Researchers move closer to breaking herbicide resistance in black-grass

By Michael Keaveny

Scientists have adapted genetic techniques developed for crop improvement to be used in weeds - allowing them, for the first time, to directly study the genetics responsible for herbicide resistance.

The scientists from Rothamsted Research in Britain reported they have used plant viruses to switch weed genes off or, alternatively, ramp up the production of specific proteins by weeds in the laboratory. This means that these researchers can now directly show that a specific gene is required for herbicide resistance, or else is sufficient to confer it. Lead researcher Dr Dana MacGregor said the research was a 'game-changer' for weed genetics.

The study focused on black-grass, a major weed of cereals, and a previous joint study involving the same team showed that herbicide-resistant black-grass could cost £1bn every year in the UK alone.

Dr MacGregor said: "Weeds are arguably one of the most economically important groups of plant species. They have major agronomic and environmental impacts and affect food security.

"To be able to design and deploy weed management strategies that are both effective and sustainable, we must first understand what genes allow black-grass to avoid the current control practices.

"These virus-mediated techniques allow us to bring black-grass into the lab and ask questions about how specific genes work as we have never been able to before."

Two methods were developed for studying crop plants, with both taking advantage of the pathways plants and their viruses use to fight one another.

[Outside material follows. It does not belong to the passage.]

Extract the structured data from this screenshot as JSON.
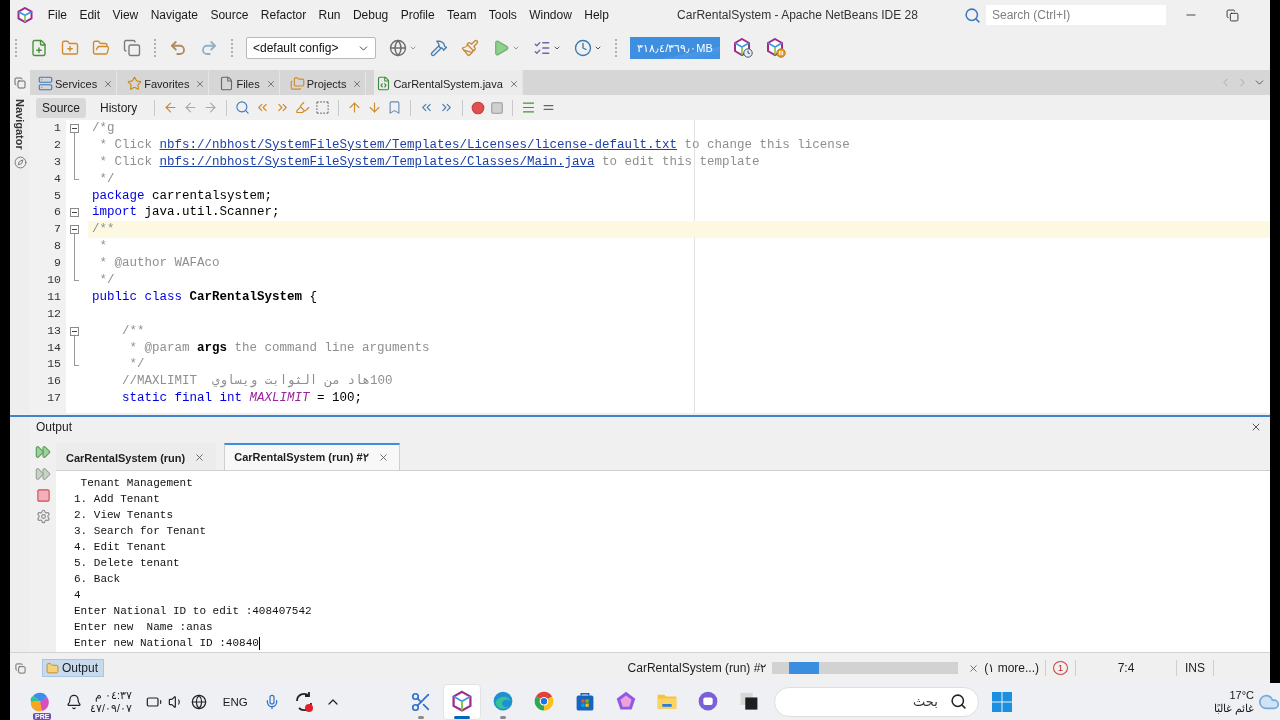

These are called virus-induced gene silencing (Vigs) and virus-mediated over-expression (Vox). The team first inserted their gene of interest into a virus and then infected the weed with it.

During Vigs, the plant tries to defend itself and, in the process, shuts down production of all genes coming from the virus - including the weed's own copies of the inserted gene - whereas, during Vox, both the virus's and the inserted gene's copies manufacture proteins for the plant.

Having shown that the techniques worked using the appropriate controls, including inducing loss of green colour and making the plants fluoresce, they then turned their attention to genes implicated in herbicide resistance. This time, they used gene silencing to turn off a gene previously thought to confer herbicide resistance. This made previously resistance plants susceptible, thereby proving the involvement of the gene.

They also managed to make previously susceptible weeds resistant to the weed killer glufosinate by introducing a gene for an enzyme that renders the chemical inactive.

According to Dr MacGregor, although these techniques can be further improved, the Vigs and Vox techniques they have established offer a step-change in the type of questions that can now be asked in weed biology.